Ben-Eliezer weighs in on contentious settlement issue

The announcement provoked an outpouring of criticism — including some from officials in Sharon's office, who in effect told Ben-Eliezer to leave settlement policy to the premier.

Settler leaders and conservative politicians likewise lashed out at Ben-Eliezer, saying he had made the announcement to improve his chances of becoming the next Labor Party leader in September primaries.

Likud ministers Uzi Landau and Reuven Rivlin said this week that no outpost would be taken down without prior discussion in the Cabinet.

On Wednesday, Ben-Eliezer denied the charge of political opportunism, saying he had made the announcement after discussions with military officials.

"All of my thoughts are to prevent people from getting hurt. The matter came up at the request of the army and was coordinated with it to bring about a voluntary evacuation in consultation with settlement leaders," Ben-Eliezer said.

One settler leader sounded a conciliatory note Wednesday, saying he hoped the matter could be resolved with the defense minister in a positive atmosphere.
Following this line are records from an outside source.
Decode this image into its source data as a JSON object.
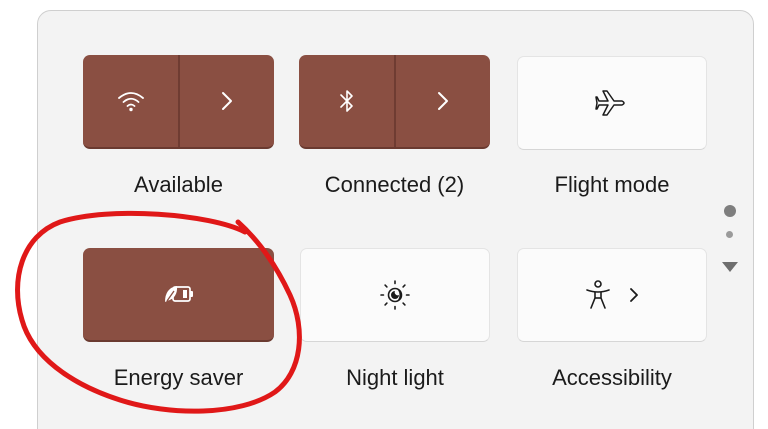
{
  "quick_settings": {
    "tiles": [
      {
        "id": "wifi",
        "label": "Available",
        "state": "on",
        "icon": "wifi-icon",
        "has_expand": true
      },
      {
        "id": "bluetooth",
        "label": "Connected (2)",
        "state": "on",
        "icon": "bluetooth-icon",
        "has_expand": true
      },
      {
        "id": "flight_mode",
        "label": "Flight mode",
        "state": "off",
        "icon": "airplane-icon",
        "has_expand": false
      },
      {
        "id": "energy_saver",
        "label": "Energy saver",
        "state": "on",
        "icon": "energy-saver-icon",
        "has_expand": false
      },
      {
        "id": "night_light",
        "label": "Night light",
        "state": "off",
        "icon": "night-light-icon",
        "has_expand": false
      },
      {
        "id": "accessibility",
        "label": "Accessibility",
        "state": "off",
        "icon": "accessibility-icon",
        "has_expand": true
      }
    ],
    "pager": {
      "pages": 2,
      "current_page": 1
    }
  },
  "annotation": {
    "shape": "hand-drawn-circle",
    "target": "energy_saver",
    "color": "#e01818"
  },
  "colors": {
    "accent": "#8a4f42",
    "tile_off": "#fbfbfb",
    "panel": "#f3f3f3",
    "text": "#1b1b1b"
  }
}
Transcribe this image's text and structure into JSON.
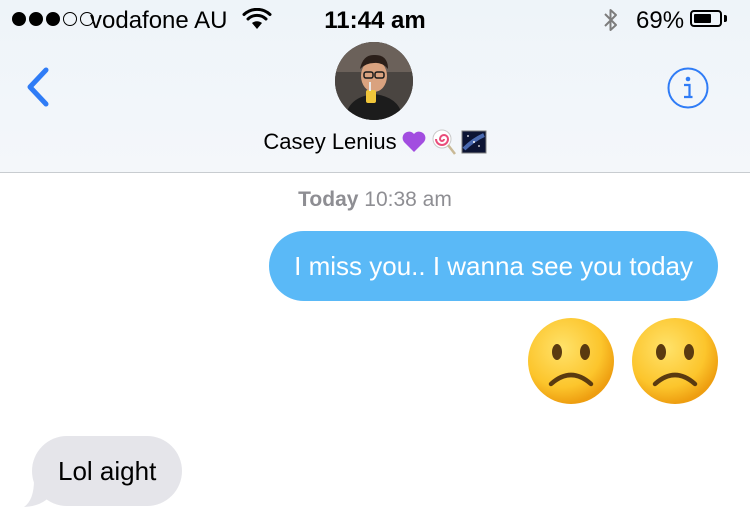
{
  "status_bar": {
    "carrier": "vodafone AU",
    "time": "11:44 am",
    "battery_percent": "69%",
    "battery_level": 0.69,
    "signal_bars_filled": 3,
    "signal_bars_total": 5
  },
  "nav": {
    "back_icon": "chevron-left-icon",
    "info_icon": "info-icon",
    "accent_color": "#2f7cf6"
  },
  "contact": {
    "name": "Casey Lenius",
    "name_emojis": [
      "purple-heart-icon",
      "lollipop-icon",
      "milky-way-icon"
    ]
  },
  "thread": {
    "timestamp_day": "Today",
    "timestamp_time": "10:38 am",
    "messages": [
      {
        "direction": "outgoing",
        "text": "I miss you.. I wanna see you today",
        "bubble_color": "#5ab9f7"
      },
      {
        "direction": "outgoing",
        "emoji": [
          "frowning-face-icon",
          "frowning-face-icon"
        ]
      },
      {
        "direction": "incoming",
        "text": "Lol aight",
        "bubble_color": "#e5e5ea"
      }
    ]
  }
}
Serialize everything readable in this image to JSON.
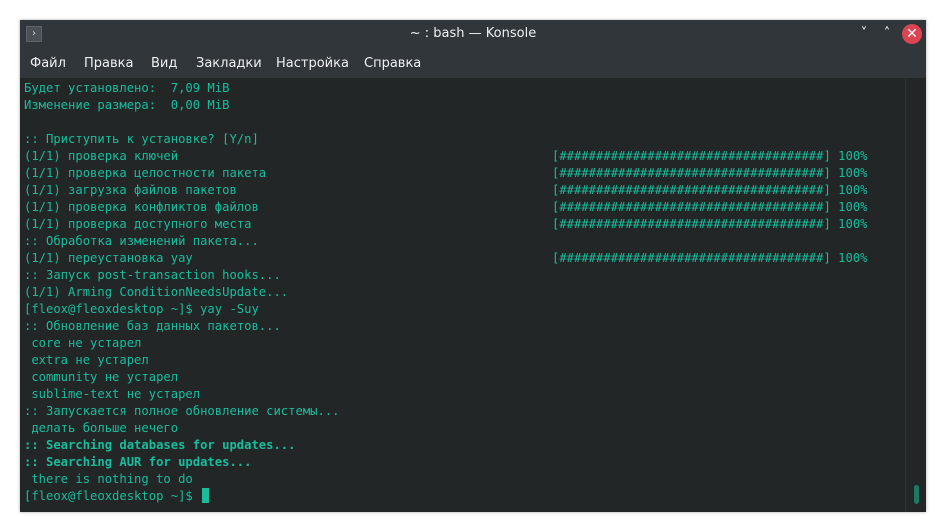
{
  "window": {
    "title": "~ : bash — Konsole",
    "app_icon": "terminal-icon",
    "controls": {
      "minimize": "˅",
      "maximize": "˄",
      "close": "✕"
    }
  },
  "menu": {
    "items": [
      "Файл",
      "Правка",
      "Вид",
      "Закладки",
      "Настройка",
      "Справка"
    ]
  },
  "colors": {
    "terminal_bg": "#232627",
    "terminal_text": "#1abc9c",
    "chrome_bg": "#31363b",
    "close_button": "#da4453"
  },
  "terminal": {
    "lines": [
      "Будет установлено:  7,09 MiB",
      "Изменение размера:  0,00 MiB",
      "",
      ":: Приступить к установке? [Y/n]",
      "(1/1) проверка ключей",
      "(1/1) проверка целостности пакета",
      "(1/1) загрузка файлов пакетов",
      "(1/1) проверка конфликтов файлов",
      "(1/1) проверка доступного места",
      ":: Обработка изменений пакета...",
      "(1/1) переустановка yay",
      ":: Запуск post-transaction hooks...",
      "(1/1) Arming ConditionNeedsUpdate...",
      "[fleox@fleoxdesktop ~]$ yay -Suy",
      ":: Обновление баз данных пакетов...",
      " core не устарел",
      " extra не устарел",
      " community не устарел",
      " sublime-text не устарел",
      ":: Запускается полное обновление системы...",
      " делать больше нечего",
      ":: Searching databases for updates...",
      ":: Searching AUR for updates...",
      " there is nothing to do",
      "[fleox@fleoxdesktop ~]$ "
    ],
    "progress": {
      "bar": "[####################################]",
      "percent": "100%"
    }
  }
}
"If there is a dialogue and not an offensive by one Cabinet minister or another, it is possible that there is room for some kind of understanding," said Uri Ariel, of the Yesha Council, which represents settlers in the West Bank and Gaza Strip.

In another development Wednesday, Israeli settlers launched a sit-down strike across from the Prime Minister's Office in Jerusalem to protest the government's ongoing policy of restraint.

Protesters called on the prime minister to let the army respond more vigorously to Palestinian violence.